Last May,  Saurer went to the county's 2012 budget hearing to talk about how a nurse's presence could be a matter of life and death.  She now realizes it was naive to think commissioners would hear her speech and make a last-minute addition.  The county manager had already winnowed the highest priorities into his proposal,  and commissioners were looking at cuts to some of those items.

So she geared up for 2013.  She worked with other parents of children with medical issues,  in Mecklenburg and Union counties,  to create N.C. Parents Advocating for School Health.  They connected with the School Nurses Association of North Carolina. They gathered statistics and personal stories to make their case,  developed contact lists of elected officials and got active in the 2012 county commissioners' campaign.
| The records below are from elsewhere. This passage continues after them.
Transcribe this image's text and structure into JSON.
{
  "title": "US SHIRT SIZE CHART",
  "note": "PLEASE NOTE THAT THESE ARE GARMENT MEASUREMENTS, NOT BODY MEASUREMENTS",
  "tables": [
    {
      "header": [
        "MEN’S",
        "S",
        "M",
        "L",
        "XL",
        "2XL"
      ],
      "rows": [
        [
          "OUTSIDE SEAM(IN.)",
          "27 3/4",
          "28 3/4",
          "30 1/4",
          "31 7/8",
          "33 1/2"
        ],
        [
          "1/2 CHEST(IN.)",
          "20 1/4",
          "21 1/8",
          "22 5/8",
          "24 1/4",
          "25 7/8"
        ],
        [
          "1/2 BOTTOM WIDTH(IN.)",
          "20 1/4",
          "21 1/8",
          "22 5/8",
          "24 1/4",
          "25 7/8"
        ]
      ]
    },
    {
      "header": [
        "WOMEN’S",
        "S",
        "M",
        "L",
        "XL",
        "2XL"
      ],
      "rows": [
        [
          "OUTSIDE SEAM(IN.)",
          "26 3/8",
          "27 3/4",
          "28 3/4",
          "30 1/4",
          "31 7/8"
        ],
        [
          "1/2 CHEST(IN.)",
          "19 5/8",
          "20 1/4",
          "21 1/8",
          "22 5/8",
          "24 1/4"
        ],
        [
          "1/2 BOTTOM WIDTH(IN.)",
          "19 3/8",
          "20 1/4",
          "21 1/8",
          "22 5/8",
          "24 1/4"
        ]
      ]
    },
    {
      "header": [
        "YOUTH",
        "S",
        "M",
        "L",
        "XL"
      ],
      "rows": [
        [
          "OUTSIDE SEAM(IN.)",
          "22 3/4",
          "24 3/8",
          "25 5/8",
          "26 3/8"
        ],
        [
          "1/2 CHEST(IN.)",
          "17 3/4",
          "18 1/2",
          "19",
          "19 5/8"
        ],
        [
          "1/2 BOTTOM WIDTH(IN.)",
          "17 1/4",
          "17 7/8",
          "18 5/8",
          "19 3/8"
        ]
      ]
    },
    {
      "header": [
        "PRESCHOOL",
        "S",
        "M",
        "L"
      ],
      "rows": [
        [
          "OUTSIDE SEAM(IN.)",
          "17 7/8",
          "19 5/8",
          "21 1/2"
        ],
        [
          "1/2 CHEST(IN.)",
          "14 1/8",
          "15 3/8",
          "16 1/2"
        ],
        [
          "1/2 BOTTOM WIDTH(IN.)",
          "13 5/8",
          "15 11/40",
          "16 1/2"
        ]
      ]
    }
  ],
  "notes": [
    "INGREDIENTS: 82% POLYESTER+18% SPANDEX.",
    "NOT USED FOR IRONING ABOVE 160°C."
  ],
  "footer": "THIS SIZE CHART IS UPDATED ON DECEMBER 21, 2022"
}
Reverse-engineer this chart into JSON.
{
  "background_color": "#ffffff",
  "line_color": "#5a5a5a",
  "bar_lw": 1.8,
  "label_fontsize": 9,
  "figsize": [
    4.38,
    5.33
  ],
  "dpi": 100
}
"It's become like a part-time job,"  said Saurer,  a working mom.  She also learned that it's tough to build a grassroots movement that spans 159 schools in CMS alone.  She feels sure that even after a year,  there are parents with similar concerns that she never connected with.

Shields'  recommendation won't get Saurer to her goal of a full-time nurse in every school.  She estimates that would take $2.4 million.  But it's a big step for one tight budget year.

Approval isn't guaranteed.  Shields' plan includes a tax hike,  which may not sit well with commissioners.  That's why Saurer is now urging anyone who wants more nurses to show up for the budget hearing at 6 p.m. May 30 at the Government Center,  600 E. Fourth St.  She already has speakers lined up;  she just wants a crowd wearing red and carrying signs,  which she'll have on hand.

 
"You can make a difference,"  Saurer said.  "You just have to be persistent. The minute you're not,  your issue's gone."

6 comments:

Anonymous said...

Teri should run for Mecklenburg office. She is smart and deliberate. No knee jerk vindictive behavior like that of Pat Cotham. We need more people like her in leadership roles, and fewer lifetime political party dictators like Cotham.

Anonymous said...

This woman makes too much sense to be in political office in Charlotte. You have to be half a idiot to be involved with city/county government. See our current staff and my point is validated.Good for her for taking a stand and making something positive happen.

Anonymous said...

"Shields' plan includes a tax hike".

Almost all plans require a tax hike nowadays.

Everyone can't have what they want. Something else will have to go.

Anonymous said...

Maybe Shields,Heath and a few of the others take a pay cut to make this happen?

Anonymous said...

It costs $1 million to put eleven nurses in schools? How much money are these nurses making?

Anonymous said...

Anonymous, a nurse position includes a good deal of overhead - health office supplies, administrative costs, insurance, and emergency devices such as an AED. Batman can't save Gotham without his admin staff and equipment.

When you back out benefits, we're talking about $55K salaries, $15K benefits, $15K administrative, $3K insurance, and $2K supplies and materials. Just back of the envelope here.

That's a HUGE pay cut for an ER nurse, but then they don't get summers off.